LA CUADRO DE JESÚS MISERICORDIOSO

El 22 de febrero de 1931 el Señor Jesús se reveló a sor Faustina en su celda del convento
de Plock (Polonia). Le encomendó pintar un cuadro, enseñando su modelo en la visión.

“Pinta una imagen según el modelo que ves, con la inscripción: Jesús, en Ti confío.
Deseo que esta imagen sea venerada primero en su capilla y luego en el mundo entero. Prometo que el alma que venere esta imagen no perecerá. También prometo, ya aquí
en la tierra, la victoria sobre los enemigos, sobre todo, a la hora de la muerte. Yo Mismo
la defenderé como Mi gloria.
(...) Deseo que haya una Fiesta de la Misericordia. Quiero que esta imagen que pintarás con el pincel, sea bendecida con solemnidad el primer domingo después de la Pascua de Resurrección; ese domingo debe ser la Fiesta de
la Misericordia. Deseo que los sacerdotes proclamen esta gran misericordia que tengo
a las almas pecadoras” (Diario, 47-49).

“Por medio de esta imagen estaré concediendo muchas gracias,
por eso, que cada alma tenga acceso a ella” (Diario, 570).
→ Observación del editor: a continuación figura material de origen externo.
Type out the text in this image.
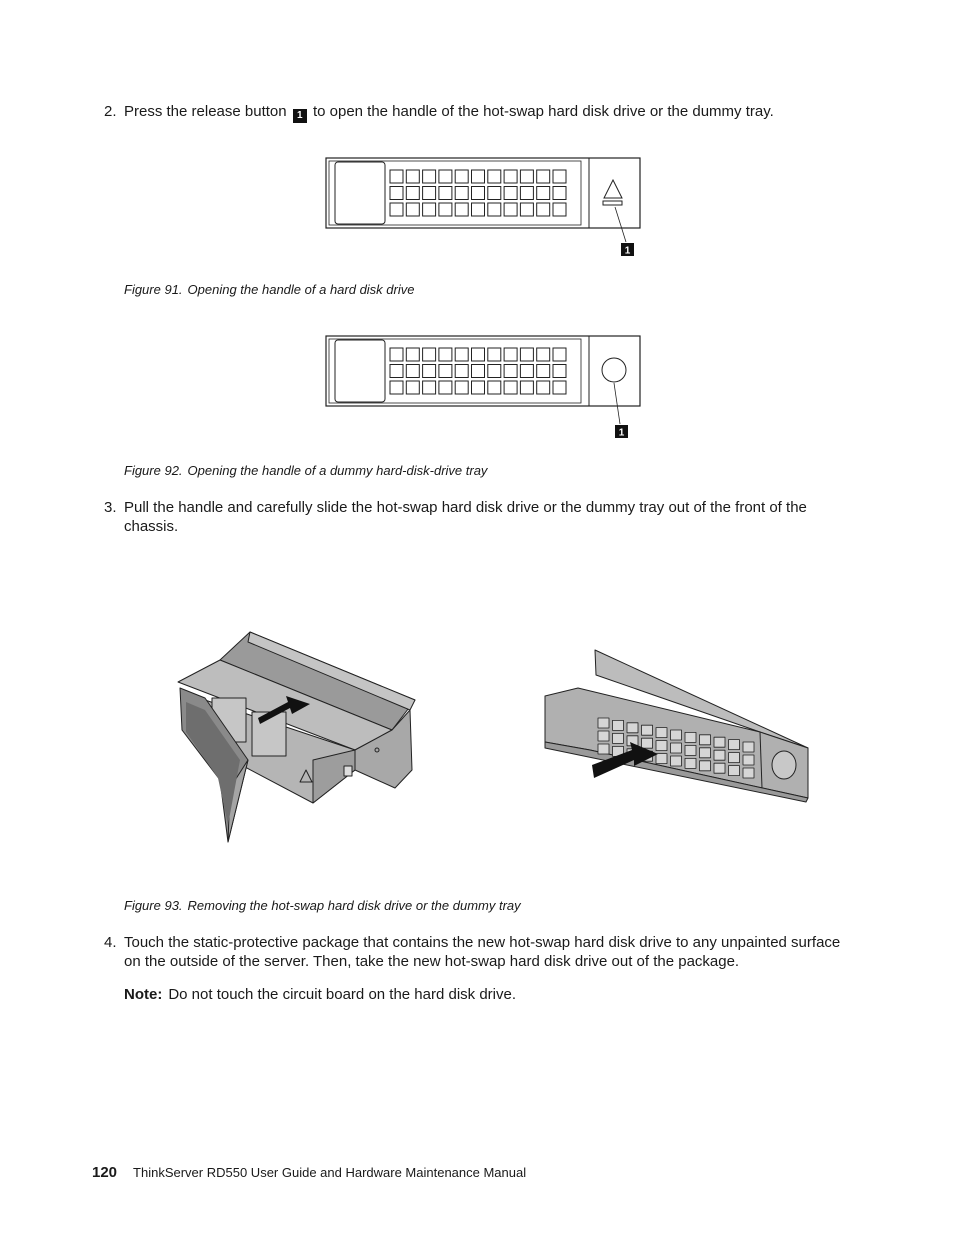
2. Press the release button 1 to open the handle of the hot-swap hard disk drive or the dummy tray.
1
Figure 91. Opening the handle of a hard disk drive
1
Figure 92. Opening the handle of a dummy hard-disk-drive tray
3. Pull the handle and carefully slide the hot-swap hard disk drive or the dummy tray out of the front of the chassis.
Figure 93. Removing the hot-swap hard disk drive or the dummy tray
4. Touch the static-protective package that contains the new hot-swap hard disk drive to any unpainted surface on the outside of the server. Then, take the new hot-swap hard disk drive out of the package.
Note: Do not touch the circuit board on the hard disk drive.
120 ThinkServer RD550 User Guide and Hardware Maintenance Manual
LA FIESTA DE LA MISERICORDIA

“Deseo que la Fiesta de la Misericordia sea refugio y amparo para todas las almas, especialmente, para los pobres pecadores (...) Derramo todo un mar de gracias sobre las almas que se acercan al manantial de Mi misericordia.  El alma que se confiese y reciba
la Santa Comunión obtendrá el perdón total de las culpas y de las penas.
En este día están abiertas todas las compuertas divinas a través de las cuales fluyen las gracias. Que ningún alma tema acercarse a Mi, aunque sus pecados sean como escarlata” (Diario, 699).

“Aunque el alma fuera como un cadáver descomponiéndose y aunque humanamente ya no hubiera esperanza de resurrección y todo estuviese ya perdido - no es así para Dios.
El milagro de la Divina Misericordia resucita esta alma en toda su plenitud” (Diario, 1448).
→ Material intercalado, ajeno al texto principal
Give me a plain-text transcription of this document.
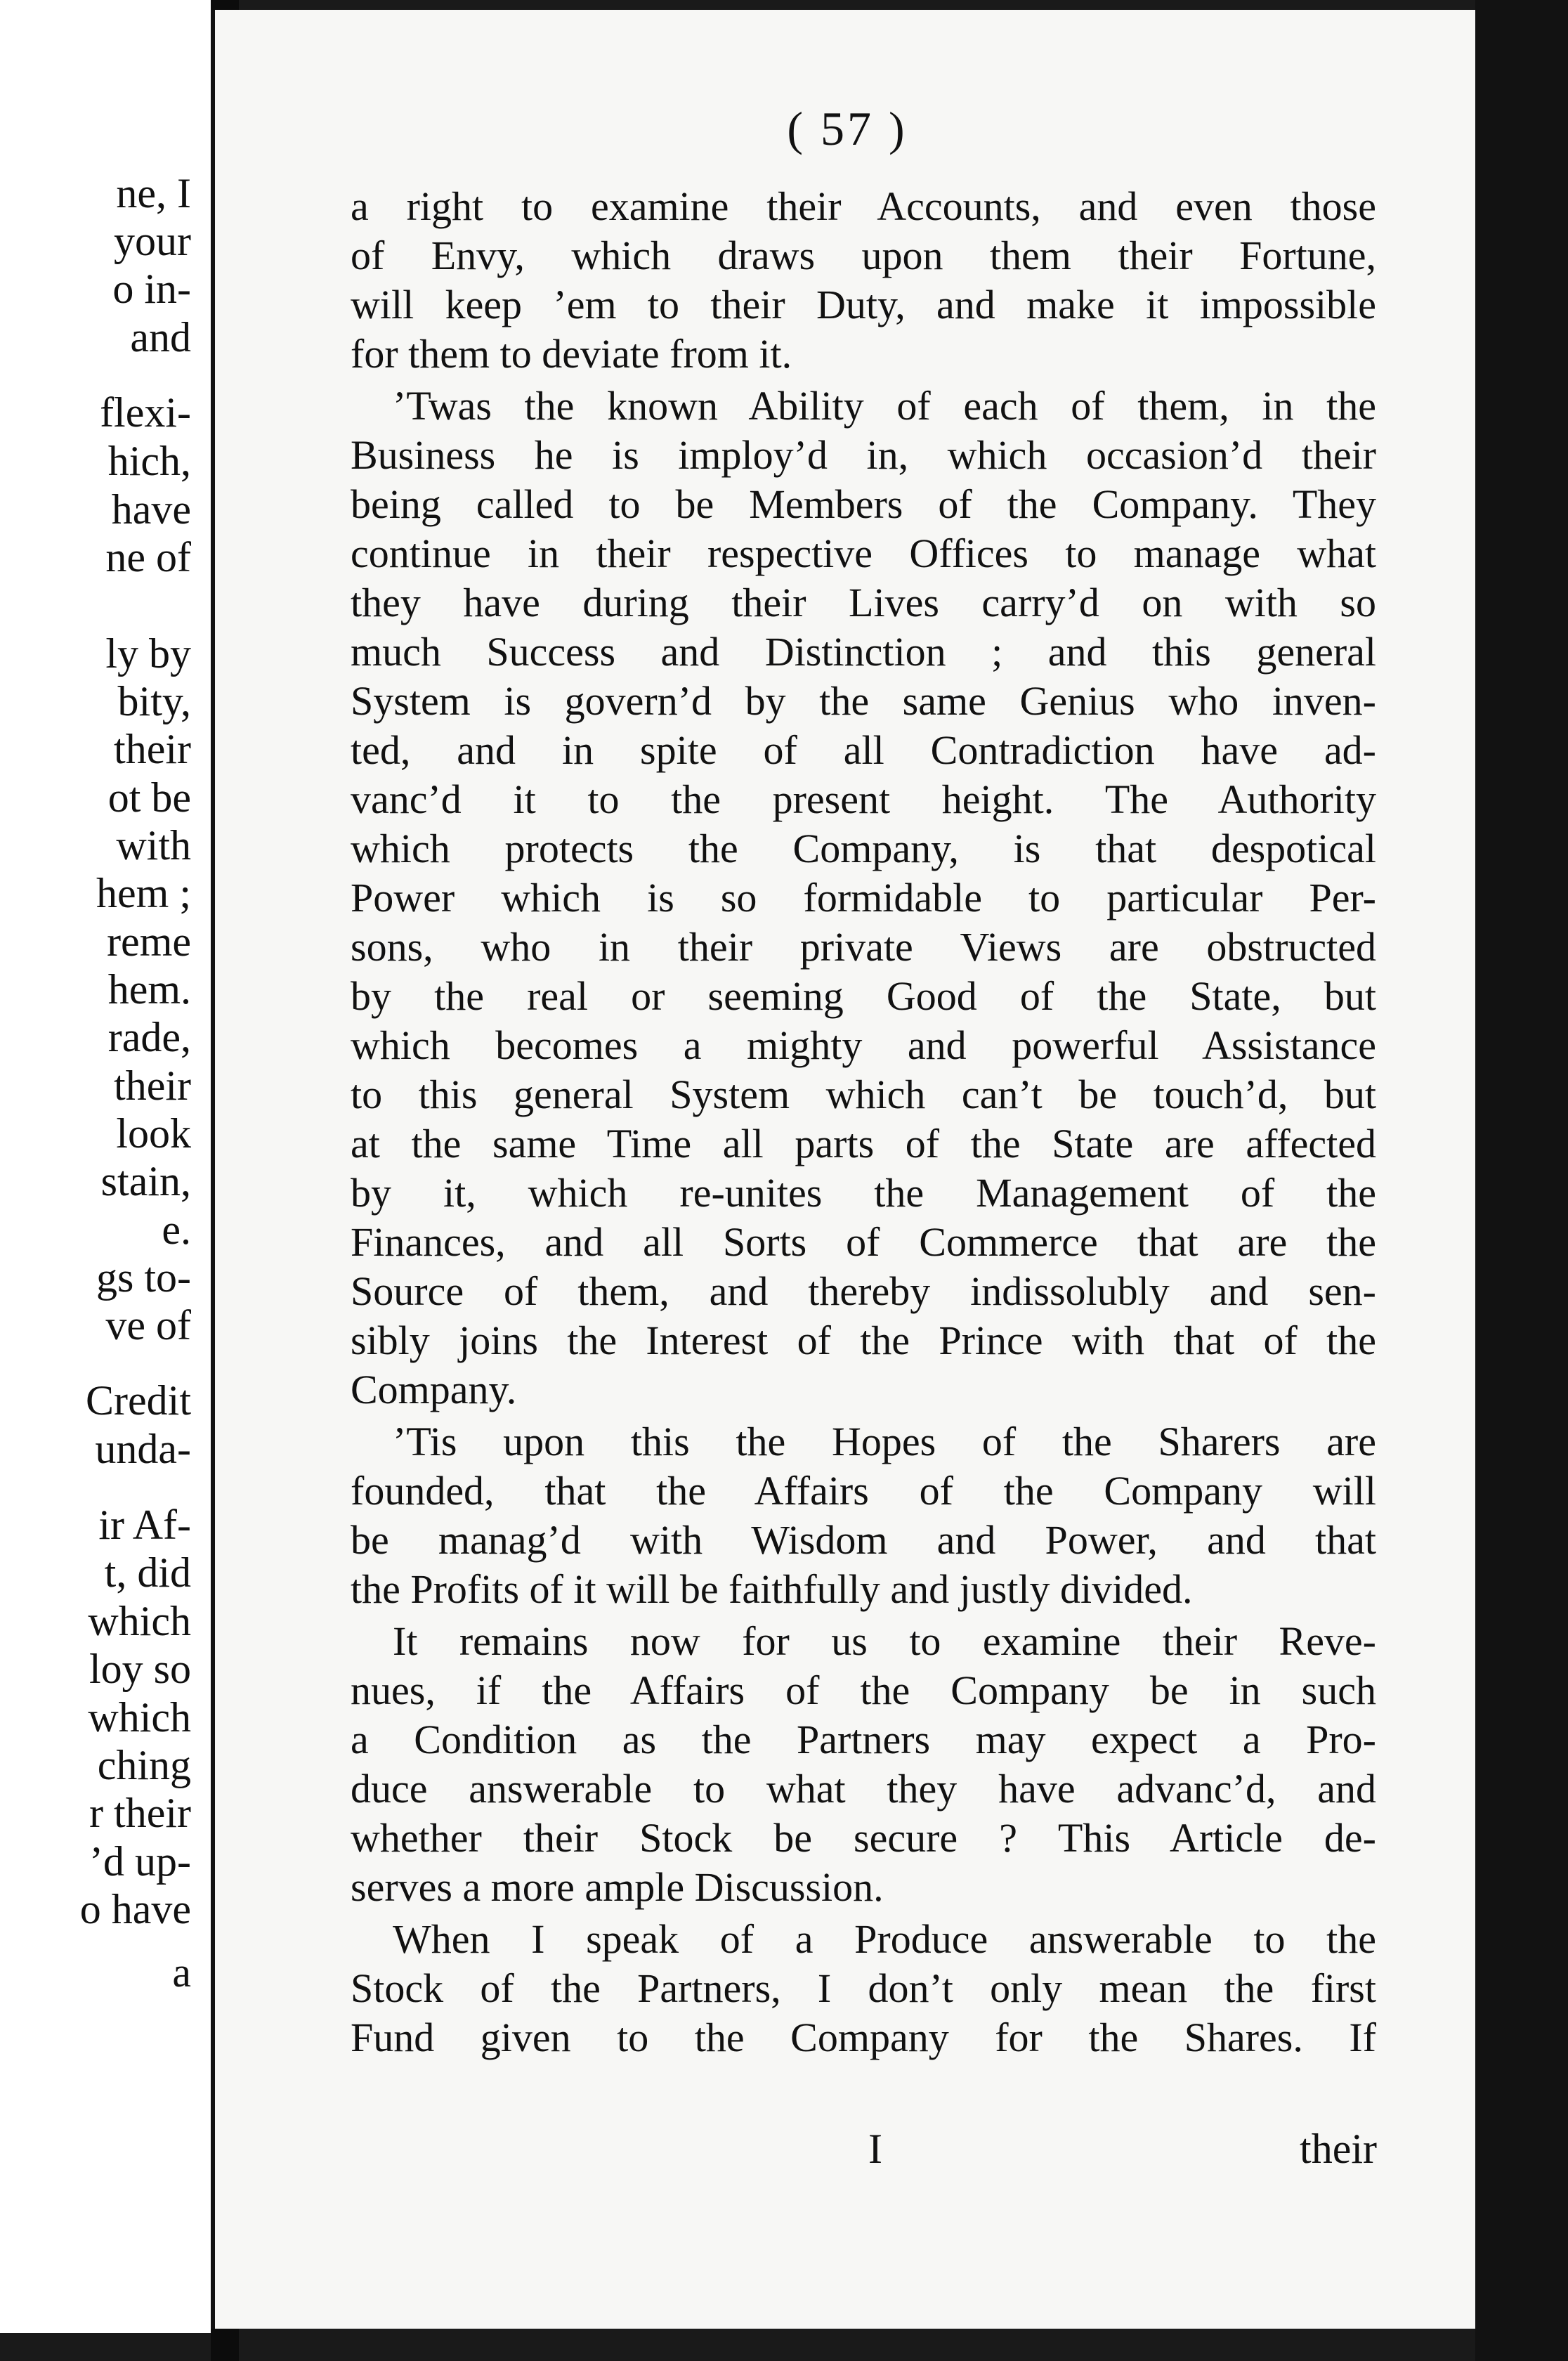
ne, I
your
o in-
and
flexi-
hich,
have
ne of
ly by
bity,
their
ot be
with
hem ;
reme
hem.
rade,
their
look
stain,
e.
gs to-
ve of
Credit
unda-
ir Af-
t, did
which
loy so
which
ching
r their
’d up-
o have
a
( 57 )
a right to examine their Accounts, and even those
of Envy, which draws upon them their Fortune,
will keep ’em to their Duty, and make it impossible
for them to deviate from it.
’Twas the known Ability of each of them, in the
Business he is imploy’d in, which occasion’d their
being called to be Members of the Company. They
continue in their respective Offices to manage what
they have during their Lives carry’d on with so
much Success and Distinction ; and this general
System is govern’d by the same Genius who inven-
ted, and in spite of all Contradiction have ad-
vanc’d it to the present height. The Authority
which protects the Company, is that despotical
Power which is so formidable to particular Per-
sons, who in their private Views are obstructed
by the real or seeming Good of the State, but
which becomes a mighty and powerful Assistance
to this general System which can’t be touch’d, but
at the same Time all parts of the State are affected
by it, which re-unites the Management of the
Finances, and all Sorts of Commerce that are the
Source of them, and thereby indissolubly and sen-
sibly joins the Interest of the Prince with that of the
Company.
’Tis upon this the Hopes of the Sharers are
founded, that the Affairs of the Company will
be manag’d with Wisdom and Power, and that
the Profits of it will be faithfully and justly divided.
It remains now for us to examine their Reve-
nues, if the Affairs of the Company be in such
a Condition as the Partners may expect a Pro-
duce answerable to what they have advanc’d, and
whether their Stock be secure ? This Article de-
serves a more ample Discussion.
When I speak of a Produce answerable to the
Stock of the Partners, I don’t only mean the first
Fund given to the Company for the Shares. If
I	their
EL ROSARIO A LA DIVINA MISERICORDIA

El rosario a la Divina Misericordia le dictó el Señor Jesús a sor Faustina en Vilna (Lituania)
el 13-14 de septiembre de 1935 como un rezo para hacer que ceda la indignación de Dios y para obtener el perdón de nuestros pecados y los del mundo entero.

“A través de él obtendrás todo, si lo que pides está de acuerdo con Mi voluntad”
(Diario, 1731).

“Reza incesantemente este rosario que te he enseñado. Quienquiera que lo rece recibirá gran misericordia a la hora de la muerte. Los sacerdotes se lo recomendarán a los pecadores como la última tabla de salvación. Hasta el pecador más empedernido, si reza este rosario una sola vez, recibirá la gracia de Mi misericordia infinita (Diario, 687).

“A quienes recen este rosario, Me complazco en darles lo que Me pidan. Cuando la recen los pecadores empedernidos, colmaré sus almas de paz y la hora de su muerte será feliz. Escríbelo para las almas afligidas: Cuando un alma vea y conozca la gravedad de sus pecados, cuando a los ojos de su alma se descubra todo el abismo de la miseria en la que ha caído, que no se desespere, sino que se arroje con confianza en brazos de Mi misericordia, como un niño en brazos de su madre amadísima (...)  Proclama que ningún alma que ha invocado Mi misericordia ha quedado decepcionada ni ha sentido confusión. Me complazco particularmente en el alma que confía en Mi bondad. Escribe: cuando recen este rosario junto a los moribundos, Me pondré entre el Padre y el alma agonizante no como el Juez justo sino como el Salvador misericordioso” (Diario, 1541).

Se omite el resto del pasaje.